Time to get funky......
- jandnpeters
- Mar 16, 2018
- 2 min read
Tomorrow is the day....what day?, you ask.
The day I start my adventure into creating my own funky brews.
Yes, tomorrow will be day 1 of Little John's Sour Melon Weisse.
This beer has been in the planning since early summer. After purchasing some online beer packs from one of those special deal joints; and a couple of cans when out of town around the same time, I have discovered the world of Berlinner Weisse, Gose...sour beers. Wheat driven beers with fruit additions and souring achieved by the use of 'bugs', namely Lactobacillus, Brettanomyces, and Pediococcus.

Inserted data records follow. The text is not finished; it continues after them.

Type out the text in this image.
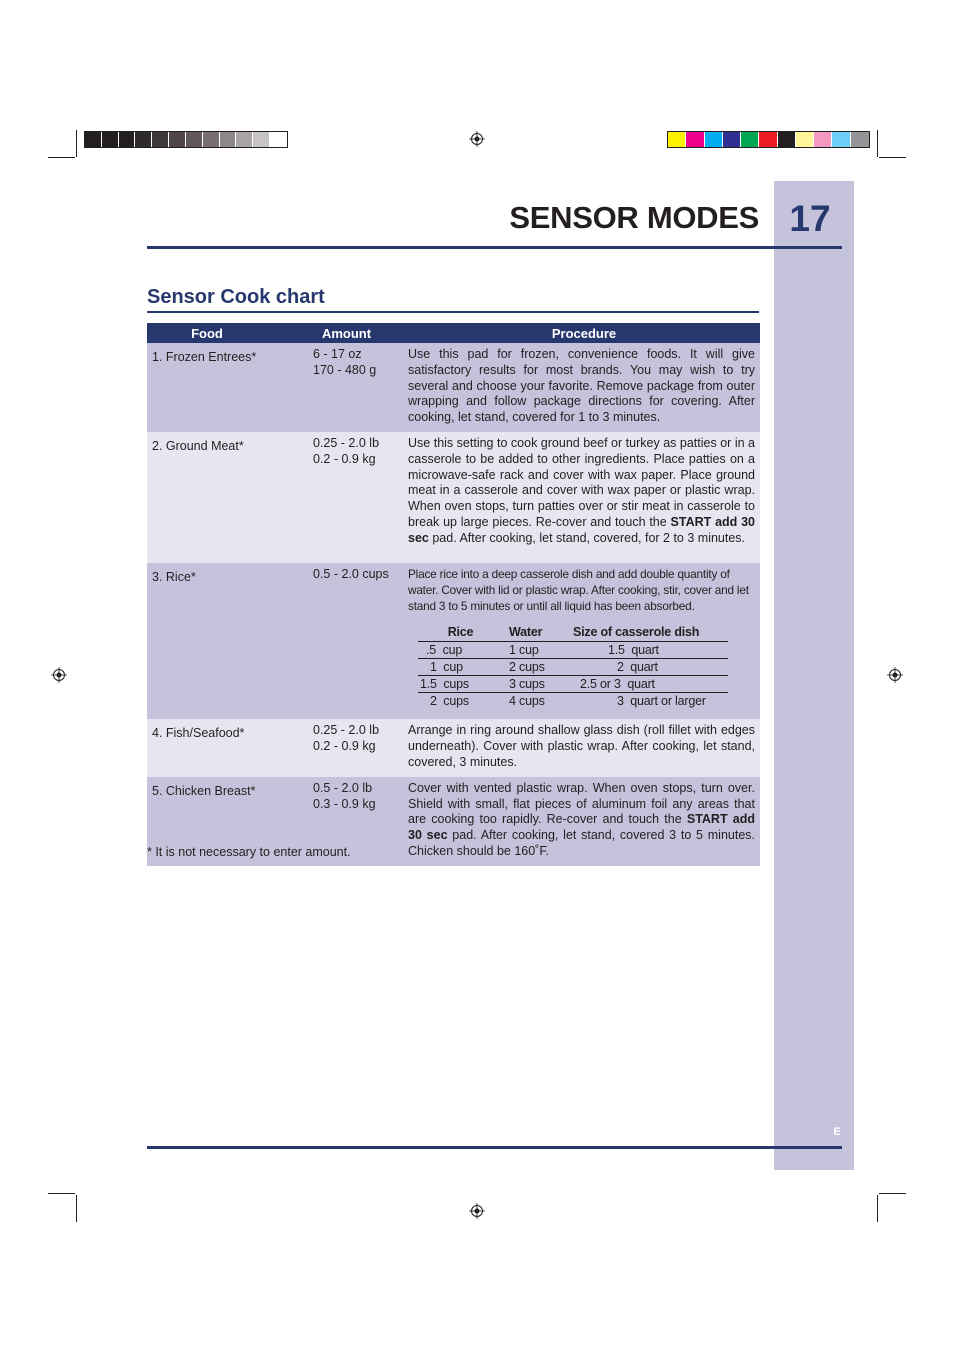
17
E
SENSOR MODES
Sensor Cook chart
Food	Amount	Procedure
1. Frozen Entrees*	6 - 17 oz
170 - 480 g
	Use this pad for frozen, convenience foods. It will give satisfactory results for most brands. You may wish to try several and choose your favorite. Remove package from outer wrapping and follow package directions for covering. After cooking, let stand, covered for 1 to 3 minutes.
2. Ground Meat*	0.25 - 2.0 lb
0.2 - 0.9 kg
	Use this setting to cook ground beef or turkey as patties or in a casserole to be added to other ingredients. Place patties on a microwave-safe rack and cover with wax paper. Place ground meat in a casserole and cover with wax paper or plastic wrap. When oven stops, turn patties over or stir meat in casserole to break up large pieces. Re-cover and touch the START add 30 sec pad. After cooking, let stand, covered, for 2 to 3 minutes.
3. Rice*	0.5 - 2.0 cups	Place rice into a deep casserole dish and add double quantity of water. Cover with lid or plastic wrap. After cooking, stir, cover and let stand 3 to 5 minutes or until all liquid has been absorbed.
Rice	Water	Size of casserole dish
.5  cup	1 cup	1.5  quart
1  cup	2 cups	2  quart
1.5  cups	3 cups	2.5 or 3  quart
2  cups	4 cups	3  quart or larger

4. Fish/Seafood*	0.25 - 2.0 lb
0.2 - 0.9 kg
	Arrange in ring around shallow glass dish (roll fillet with edges underneath). Cover with plastic wrap. After cooking, let stand, covered, 3 minutes.
5. Chicken Breast*	0.5 - 2.0 lb
0.3 - 0.9 kg
	Cover with vented plastic wrap. When oven stops, turn over. Shield with small, flat pieces of aluminum foil any areas that are cooking too rapidly. Re-cover and touch the START add 30 sec pad. After cooking, let stand, covered 3 to 5 minutes. Chicken should be 160˚F.
* It is not necessary to enter amount.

The process is as involved as it is varied. Traditionally soured beers used open fermentation and wild yeasts. Modern brewers have isolated the particular yeast strains involved and they are readily available to the eager brewer, either professional of home based.
It seems that sour beers are taking over from IPA as the beer of the moment, the current hot thing and it is where there is lots of action. Almost every craft brewery now has a sour beer in its line up.
SO...............time for me to get my funk on and churn out my own version.
After reading, searching, watching, reading some more....I have come up with my plan of attack.
I will start with a light grain bill, most sour beers sit in the low 3% ABV range, with a mix of wheat and pilsner malt. So almost a low alcohol wheat beer.
So straight away I have my variance on the style...I have no Pils malt but do have a whack of Marris Otter available....so MO it is, 50/50 with some German Wheat malt.
I will mash this at 65° for 40 minutes, using a simple BIAB setup. After 40 minutes I will do a short 15 minute boil to kill off any nasties on the grain(so I have a blank starting point) and then allow that to cool to around 36°.
Once cooled I will add a vial of White Labs Sour Mix 1. A blend of the bugs listed above, I will leave this for a week to sour.
Then the wort will be reboiled for 15 minutes, with a small hop addition to achieve around 8 IBU and a big bag of watermelon will be added for 5 minutes of the boil. This will add extra sugar, so will pick up the ABV, by how much I don't know, I am hoping it won't add a lot. Then I will cool and ferment with WLP011 European Ale.
It should ferment out as normal at this point, leaving a sour tang and hopefully some nice watermelon notes. I hope this will result in a light bodied, pink, sour and funky wheat ale. for next summer.